Conrad Murray out of jail. What next for Michael Jackson's former doctor?
Conrad Murray, convicted of involuntary manslaughter in Michael Jackson's death, was released from jail Monday after serving about half of his sentence. He has lost his medical license, but reports are full of other activities he might undertake.
Reed Saxon/AP
The former cardiologist convicted of accidentally killing Michael Jackson was released from prison Monday, after serving about half of his four-year sentence.
Conrad Murray was convicted in 2011 of involuntary manslaughter, for prescribing Michael Jackson the surgical anesthetic propofol, which officials say killed the "king of pop" in July 2009. California's recent efforts to alleviate inmate overcrowding led to Dr. Murray's release from a Los Angeles jail two years into his sentence.
As for Murray's next steps, his representatives have said he intends to return to medicine, although his medical licenses have been invalidated in all three states where he had been authorized to practice, Reuters reported. Murray's return to the medical field is contingent on an appeal he has filed to overturn his conviction, but a California appellate court is still weighing whether it will even hear the case.
“He's prepared to keep fighting this as long as it takes,” Valerie Wass, Murray's attorney, told Reuters ahead of her client's release.
Other news reports have said that Murray, once an anonymous if exceedingly well-paid doctor, plans to parlay his notoriety into singing stardom.
“Murray thinks he can make it as a singer in the future,” Jeff Adams, Michael Jackson’s former bodyguard, told the New York Daily News.
Murray is also courting publishers to write a book about his time with Jackson, unnamed sources told TMZ. That would put Murray in good company with other noncelebrities who have turned their incarcerations into a book deal.
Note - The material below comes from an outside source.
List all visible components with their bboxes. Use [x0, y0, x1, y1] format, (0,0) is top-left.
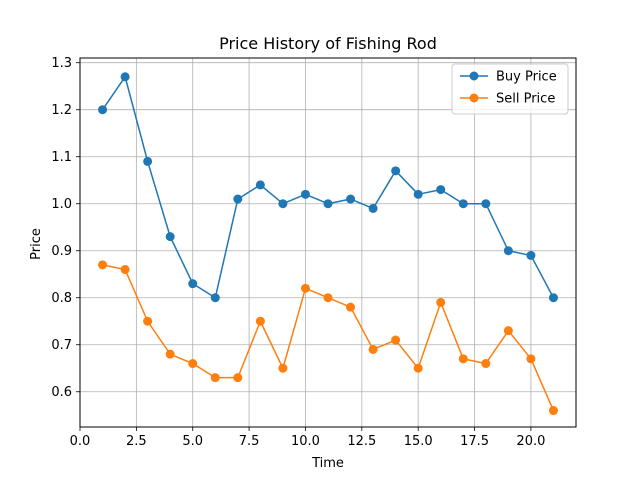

Among them are Amanda Knox, the American acquitted of murdering her roommate in Italy, who upon her release from an Italian prison accepted a $4 million advance for her book, “Waiting to be Heard,” released earlier this year.
Reports of bids for a pop career and million-dollar book deals are in keeping with Murray’s often-baffling forays into the limelight during the past two years. In June, Murray called into "Anderson Cooper 360" to sing on live television a personalized version of "The Little Boy That Santa Claus Forgot.” He also sent Jackson’s daughter, Paris, a perplexing audio message in which he said he loved her as if she were his own daughter and sang to her Jackson’s song “You Are Not Alone.”
Jackson died four years ago amid preparations for high-profile comeback concerts in London, after years of bad press and mounting debt. Jackson’s doctor, whom concert promoter AEG Live had hired as the superstar’s personal general practitioner during the comeback series for $150,000 a month, almost immediately came under scrutiny, as investigators worked to tease out what his care for his patient had entailed.
In a six-week trial two years later, Murray was found to have prescribed propofol as a sleep aid to Jackson during the months leading up to his death. He was also found to have given the superstar a final dose of the medication hours before he died.
Medical experts testified at the trial that propofol is a surgical sedative, not a sleep aid, and said that Murray had not monitored Jackson in accordance with the protocols for administering the powerful drug. On the morning of Jackson’s death in his Los Angeles mansion, Murray had left the pop icon alone in bed with a propofol IV drip in his arm, prosecutors said.
Murray’s lawyers claimed that Murray had refused Jackson’s requests for propofol the night before his death and that Jackson had taken the sedative on his own.
“To hear Dr. Murray say it, Dr. Murray was a bystander,” Judge Michael Pastor said, before announcing the four-year sentence, the maximum allowed, at the trial. “Talk about blaming the victim. Not only is there not any remorse, there’s umbrage and outrage.”
AEG Live was cleared earlier this month in a civil suit, brought by Jackson's children and his mother, accusing the company of negligently hiring the doctor. The company successfully argued that it had been unaware of Jackson’s dependence on propofol and other sedatives when it signed on to manage Jackson’s concert series and hired a personal doctor for him.
The company “never would have agreed to finance this tour if it knew Michael Jackson was playing Russian roulette every night in his bedroom,” said Marvin Putnam, A.E.G. Live’s lawyer, in his closing statement.